Are you telling me that your average income is $1200 per month? I’m surprised you’re able to live in SF with just that.

Sultan Qasim Khan wrote on January 5th, 2010 at 4:08 PM PST:

I personally don’t support internet restrictions and tracking for things like music, and I don’t like strict copyright for music in general. Music production is no longer expensive; producing good music requires skill and an hour or two of free time every day. It doesn’t need full time work and loads of money. I have many friends who regularly make music (IMHO) better than what Robert Szeles (and similar artists) make, and who love to share and get their work used by others. They make great music in their free time, and don’t make (or ask for) a penny. Even I am learning, and can make reasonable recordings of original songs or covers. Only live performance of certain types of [extremely difficult] pieces of music requires all your time. You don’t need much money to make good music.

Another similar field is photography; amateurs can take great photos and often do better than many pros. See great gallery to see an example of what amateurs can do. Most “professional” musicians do produce more good work than the average amateur, but amateurs outnumber pros by a couple orders of magnitude – and so there are hundreds of thousands or even millions of undiscovered “pro” quality music out that has been made by amateurs.

Now as for movies, making a good full length movie still usually needs a lot of time and money – travel is expensive, even amateur equipment equipment is rather pricy, and it just takes a lot of effort to put together 2 hours of good quality material.

On the whole, I think fair use laws should be relaxed a bit, and fines for infringement should be reasonable. If a kid downloads some media from artists that earn money from their music or movies, he should’t be sued for a million dollars. Something like double the value of the stolen content, with a max of $1000 for media for personal use would be much more reasonable. The fines can be higher but still reasonable and proportional if one used the stolen media to earn money (i.e. sell pirated discs, or use copyrighted material in works you sell without permission).

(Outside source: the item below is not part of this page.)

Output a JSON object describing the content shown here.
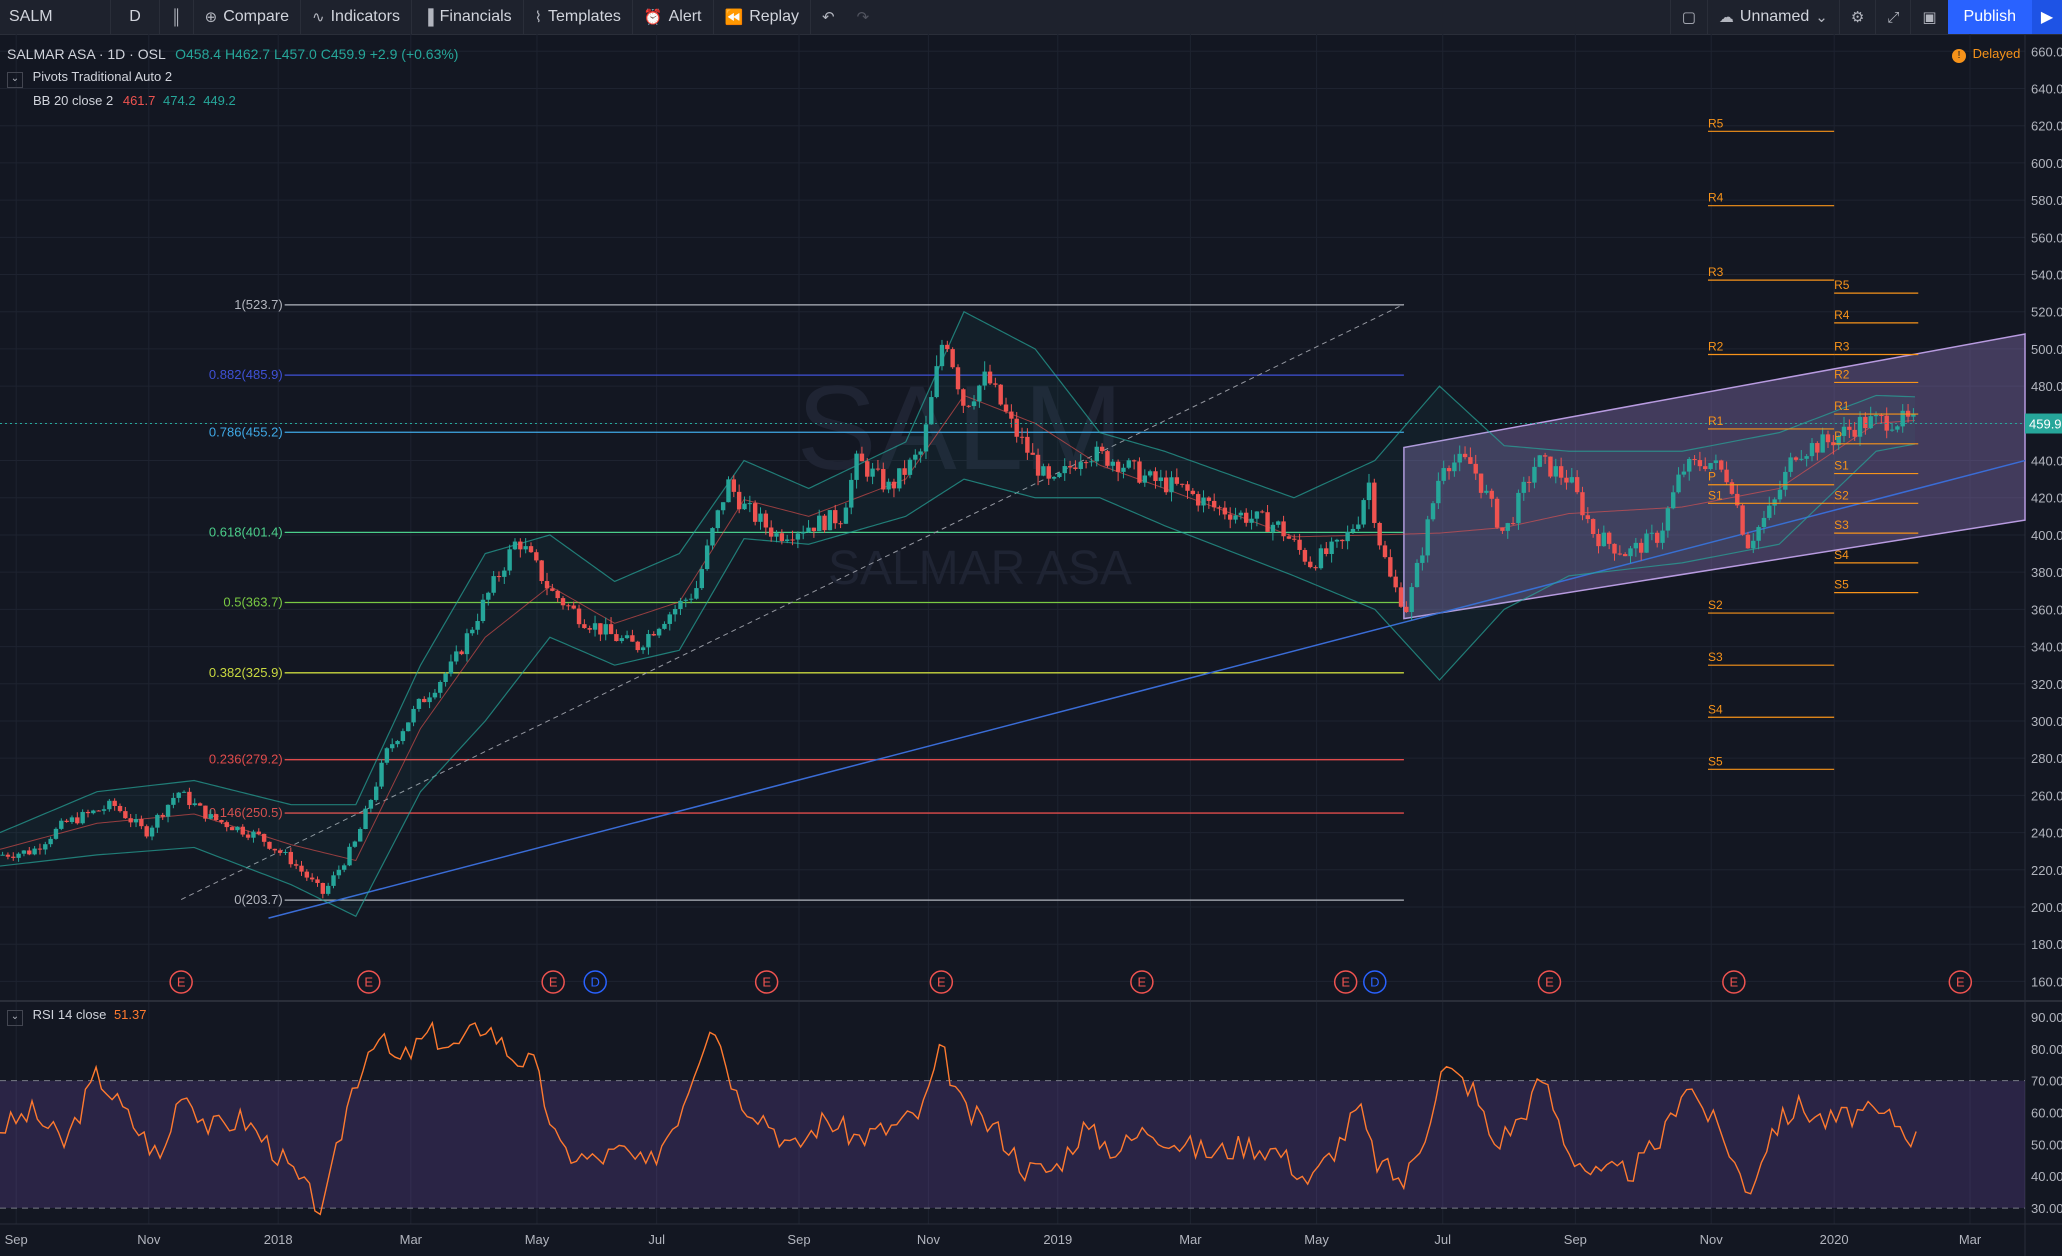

Sultan Qasim Khan wrote on January 5th, 2010 at 4:13 PM PST:

Here is a link to the amateur photography gallery that I mentioned in my previous comment. I forgot to put the link.

Steve S wrote on January 6th, 2010 at 12:40 AM PST:

Yes, E., (if I may call you E.), my average income is $1200/mo. Sorry if my comments have taken us off-topic for this thread, so I’ll try to wrap it up by offering this.

It is fair to say that I have received some breaks, my rent being particularly affordable – but I live with ten people. (It’s a really BIG house.) People like to give me clothes – nice clothes – and the thrift shops in SF ROCK! And I don’t eat expensive food, just good food. (There are a lot of cheap/good eats in SF.) And no major vices, so there’s a few hundred a month saved right there. But, as with all things, there are trade-offs. Regret is not one of them. I will say that I’m looking forward to making a few times what I’m grossing now, in the not-too-distant future, pending the completion (and promotion) of a couple of projects, but I’m not banking my happiness on it.

I’m lucky, maybe exceptionally so (and that includes a recent week in the hospital), and the benefit of having a safe, affordable place to live is not taken lightly. But the greatest asset I can count among the ordinary budget line items is a freedom of time. Time and energy to practice my craft. That is something for which I’m truly grateful.

Thanks for the discussion. As for the relevance to the main topic, it is ironic that I may be benefiting from the work being done by you and the other contributors, and the research and grunt work being done by my songwriter friend. It would be nice if artists were treated more fairly, but we live in the world we live in. Thanks for your efforts on behalf of all musicians. Best.